We had lots of questions swirling around in our heads and we hoped they would be answered by the data being transmitted to the satellites orbiting the earth 850 kilometres (530 miles) above us. How far do makos swim? Where do they go? How long would they remain there? What are they doing? This is just some of the information we’d like obtain from our project, which is supported by the Save Our Seas Foundation.
And it hasn’t taken long for the data to start flowing. The transmitters mounted on the makos’ dorsal fins have been sending signals into the atmosphere each time an antenna and switch break the water’s surface, ‘dry out’ and turn on. The receivers on board the satellites then detect each transmission and several ‘messages’ sent by a tag enable us to pinpoint the location of its signal – and hence the shark’s current position – to within a few hundred metres. This tracking method, of course, relies on makos spending time at the surface. Luckily for us, we have learnt that between dives into deeper waters, sometimes down to 1.7 kilometres (about one mile), these enigmatic predators come back to the surface, enabling us to follow them wherever they go.
So as we get back to our laboratory at the Marine Biological Association in Plymouth, UK, we start to see the movements of each mako in near real time.
We half expected them to swim quickly away from the tagging location after release, spreading in all directions after the tags had been attached. But although they are clearly very active, covering tens of kilometres in a day, it came as quite a surprise to us that they have actually all stayed within a relatively small area.
Day by day over the past few months we have built up a map of the makos’ movements in relation to oceanographic data, slowly revealing where they prefer to be. It seems these 10 makos choose to remain in a highly productive zone of the North Atlantic, where the warm North Atlantic Current meets the cold Labrador Current. Incredibly, after about four months of tracking, all the makos’ positions have been within an imaginary circle of 600-kilometre (370-mile) radius – which sounds big, but is small by ocean-basin standards and is really only the local neighbourhood for the fastest-swimming shark in the sea.
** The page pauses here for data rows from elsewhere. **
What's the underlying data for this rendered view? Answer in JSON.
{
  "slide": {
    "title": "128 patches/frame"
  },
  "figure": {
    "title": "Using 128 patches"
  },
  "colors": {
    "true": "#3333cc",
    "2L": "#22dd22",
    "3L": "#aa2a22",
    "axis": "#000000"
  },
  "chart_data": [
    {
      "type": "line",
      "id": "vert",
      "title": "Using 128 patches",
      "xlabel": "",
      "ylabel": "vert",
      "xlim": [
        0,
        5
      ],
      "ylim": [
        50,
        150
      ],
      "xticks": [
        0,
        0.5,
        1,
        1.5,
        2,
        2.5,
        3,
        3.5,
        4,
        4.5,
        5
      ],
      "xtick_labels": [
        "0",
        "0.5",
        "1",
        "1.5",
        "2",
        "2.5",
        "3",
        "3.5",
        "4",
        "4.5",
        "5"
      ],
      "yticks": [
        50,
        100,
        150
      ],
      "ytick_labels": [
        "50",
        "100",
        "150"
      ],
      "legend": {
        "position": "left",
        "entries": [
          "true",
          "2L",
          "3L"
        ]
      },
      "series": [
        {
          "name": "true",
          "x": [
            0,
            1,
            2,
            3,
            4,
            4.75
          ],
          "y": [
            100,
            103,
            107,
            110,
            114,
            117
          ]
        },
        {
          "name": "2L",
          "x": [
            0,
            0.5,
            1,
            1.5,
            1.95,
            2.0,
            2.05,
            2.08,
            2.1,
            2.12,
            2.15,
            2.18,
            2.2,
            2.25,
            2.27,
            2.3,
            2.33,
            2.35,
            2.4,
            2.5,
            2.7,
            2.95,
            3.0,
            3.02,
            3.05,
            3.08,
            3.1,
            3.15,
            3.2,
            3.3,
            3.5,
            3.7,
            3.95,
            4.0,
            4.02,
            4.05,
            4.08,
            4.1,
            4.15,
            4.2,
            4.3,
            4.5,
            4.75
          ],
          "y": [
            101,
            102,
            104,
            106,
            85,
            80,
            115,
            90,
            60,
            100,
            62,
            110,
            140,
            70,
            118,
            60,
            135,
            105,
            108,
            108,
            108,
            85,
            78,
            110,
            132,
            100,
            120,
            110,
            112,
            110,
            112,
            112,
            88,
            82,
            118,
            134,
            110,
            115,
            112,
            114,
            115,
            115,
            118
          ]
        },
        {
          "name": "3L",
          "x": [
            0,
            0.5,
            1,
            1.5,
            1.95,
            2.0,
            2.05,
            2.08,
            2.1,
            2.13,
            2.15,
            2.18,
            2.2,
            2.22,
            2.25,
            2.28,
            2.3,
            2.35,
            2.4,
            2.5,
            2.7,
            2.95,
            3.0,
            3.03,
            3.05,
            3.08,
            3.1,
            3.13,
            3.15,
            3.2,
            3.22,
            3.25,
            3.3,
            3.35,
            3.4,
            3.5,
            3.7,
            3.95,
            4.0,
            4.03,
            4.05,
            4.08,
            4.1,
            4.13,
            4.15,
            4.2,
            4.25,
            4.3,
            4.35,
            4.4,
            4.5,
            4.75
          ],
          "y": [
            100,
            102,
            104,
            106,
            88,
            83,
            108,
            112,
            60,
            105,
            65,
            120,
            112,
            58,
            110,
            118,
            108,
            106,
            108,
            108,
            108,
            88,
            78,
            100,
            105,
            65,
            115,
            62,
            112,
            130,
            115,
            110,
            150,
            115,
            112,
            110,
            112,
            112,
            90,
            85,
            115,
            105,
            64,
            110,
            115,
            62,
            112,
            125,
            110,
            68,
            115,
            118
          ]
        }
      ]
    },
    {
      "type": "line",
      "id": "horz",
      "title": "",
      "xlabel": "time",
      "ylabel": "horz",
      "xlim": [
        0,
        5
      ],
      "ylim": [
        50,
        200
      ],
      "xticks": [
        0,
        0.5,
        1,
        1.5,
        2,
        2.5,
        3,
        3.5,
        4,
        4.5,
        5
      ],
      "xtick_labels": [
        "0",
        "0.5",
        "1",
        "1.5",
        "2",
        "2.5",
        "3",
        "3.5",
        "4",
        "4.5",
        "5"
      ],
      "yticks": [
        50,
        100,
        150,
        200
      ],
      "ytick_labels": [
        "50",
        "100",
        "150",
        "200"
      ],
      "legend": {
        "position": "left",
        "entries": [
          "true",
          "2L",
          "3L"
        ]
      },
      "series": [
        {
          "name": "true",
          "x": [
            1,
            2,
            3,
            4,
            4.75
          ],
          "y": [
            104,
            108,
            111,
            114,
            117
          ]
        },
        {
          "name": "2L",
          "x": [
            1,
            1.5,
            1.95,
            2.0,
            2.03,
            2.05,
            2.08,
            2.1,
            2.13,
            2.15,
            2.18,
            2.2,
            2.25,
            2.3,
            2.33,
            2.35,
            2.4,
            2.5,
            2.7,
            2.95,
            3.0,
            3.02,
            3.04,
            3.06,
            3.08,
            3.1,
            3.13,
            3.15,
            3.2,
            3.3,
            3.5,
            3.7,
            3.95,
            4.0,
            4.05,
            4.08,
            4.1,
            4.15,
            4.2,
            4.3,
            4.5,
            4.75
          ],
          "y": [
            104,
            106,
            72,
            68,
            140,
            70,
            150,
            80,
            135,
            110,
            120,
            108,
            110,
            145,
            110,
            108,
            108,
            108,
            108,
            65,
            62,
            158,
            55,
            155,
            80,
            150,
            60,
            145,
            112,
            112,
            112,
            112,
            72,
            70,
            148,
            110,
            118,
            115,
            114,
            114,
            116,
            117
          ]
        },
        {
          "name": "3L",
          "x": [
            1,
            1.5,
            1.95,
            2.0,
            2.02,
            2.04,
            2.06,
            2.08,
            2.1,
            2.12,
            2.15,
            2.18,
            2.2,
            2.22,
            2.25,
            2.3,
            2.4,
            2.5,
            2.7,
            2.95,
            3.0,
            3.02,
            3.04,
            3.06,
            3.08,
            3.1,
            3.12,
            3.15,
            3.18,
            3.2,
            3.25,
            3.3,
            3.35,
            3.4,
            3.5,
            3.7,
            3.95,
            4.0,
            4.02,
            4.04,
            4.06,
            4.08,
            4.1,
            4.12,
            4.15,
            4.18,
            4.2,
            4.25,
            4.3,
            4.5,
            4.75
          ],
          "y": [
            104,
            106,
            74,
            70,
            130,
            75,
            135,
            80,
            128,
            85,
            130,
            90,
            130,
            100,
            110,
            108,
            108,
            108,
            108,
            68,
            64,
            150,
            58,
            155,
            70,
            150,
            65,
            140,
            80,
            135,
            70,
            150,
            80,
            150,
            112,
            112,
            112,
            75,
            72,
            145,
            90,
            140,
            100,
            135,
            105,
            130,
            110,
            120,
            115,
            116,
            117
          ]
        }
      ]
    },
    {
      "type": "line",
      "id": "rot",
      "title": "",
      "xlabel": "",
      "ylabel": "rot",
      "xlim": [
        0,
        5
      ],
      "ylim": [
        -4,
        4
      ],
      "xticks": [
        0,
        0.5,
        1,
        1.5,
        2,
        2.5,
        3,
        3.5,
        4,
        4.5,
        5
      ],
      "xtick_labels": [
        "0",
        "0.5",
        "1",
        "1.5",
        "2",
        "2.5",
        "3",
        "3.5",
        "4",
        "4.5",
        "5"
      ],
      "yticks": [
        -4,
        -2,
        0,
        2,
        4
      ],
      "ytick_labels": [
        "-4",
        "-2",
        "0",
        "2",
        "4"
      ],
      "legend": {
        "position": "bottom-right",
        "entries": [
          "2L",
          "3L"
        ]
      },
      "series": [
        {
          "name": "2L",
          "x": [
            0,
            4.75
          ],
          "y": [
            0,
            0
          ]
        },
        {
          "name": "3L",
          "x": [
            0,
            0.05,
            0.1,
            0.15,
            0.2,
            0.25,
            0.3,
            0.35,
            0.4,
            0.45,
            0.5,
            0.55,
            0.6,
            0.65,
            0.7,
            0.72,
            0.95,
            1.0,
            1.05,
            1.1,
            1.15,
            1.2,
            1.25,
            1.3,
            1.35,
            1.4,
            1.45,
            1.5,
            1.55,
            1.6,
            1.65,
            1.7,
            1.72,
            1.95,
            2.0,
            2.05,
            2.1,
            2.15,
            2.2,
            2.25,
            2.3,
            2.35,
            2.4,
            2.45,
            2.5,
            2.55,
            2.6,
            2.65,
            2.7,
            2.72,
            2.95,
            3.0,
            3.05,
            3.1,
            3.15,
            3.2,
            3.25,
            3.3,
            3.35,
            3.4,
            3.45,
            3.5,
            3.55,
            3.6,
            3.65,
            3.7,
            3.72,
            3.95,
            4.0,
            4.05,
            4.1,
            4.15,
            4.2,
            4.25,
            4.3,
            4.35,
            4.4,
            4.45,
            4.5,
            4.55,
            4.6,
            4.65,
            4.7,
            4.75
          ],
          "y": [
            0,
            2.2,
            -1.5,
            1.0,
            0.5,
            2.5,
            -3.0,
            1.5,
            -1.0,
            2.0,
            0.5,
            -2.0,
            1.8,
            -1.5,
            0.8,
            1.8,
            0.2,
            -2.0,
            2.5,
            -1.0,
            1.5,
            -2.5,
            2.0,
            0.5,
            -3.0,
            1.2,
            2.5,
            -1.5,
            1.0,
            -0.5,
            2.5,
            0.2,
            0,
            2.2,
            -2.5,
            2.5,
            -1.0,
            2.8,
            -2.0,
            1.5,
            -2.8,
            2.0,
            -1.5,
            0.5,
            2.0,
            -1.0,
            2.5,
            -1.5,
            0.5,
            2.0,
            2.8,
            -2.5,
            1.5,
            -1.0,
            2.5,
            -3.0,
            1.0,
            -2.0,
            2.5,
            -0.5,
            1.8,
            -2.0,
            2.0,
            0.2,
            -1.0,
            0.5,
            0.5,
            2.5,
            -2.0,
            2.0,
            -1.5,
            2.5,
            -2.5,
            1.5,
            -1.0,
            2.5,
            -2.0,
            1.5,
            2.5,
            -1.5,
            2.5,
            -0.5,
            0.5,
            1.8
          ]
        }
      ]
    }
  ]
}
But by aggregating in this Atlantic ‘hotspot’, the makos could also become the target of long-line fishing vessels operating in the region. Perhaps it is the formation of mako hotspots that have contributed to the declines seen in this species. Aggregating in rich feeding habitat, perhaps with other pelagic predators like swordfish, increases the possibility of capture. Another question occurs to us: will any tagged makos get caught? Only time will tell; we’ll keep you posted.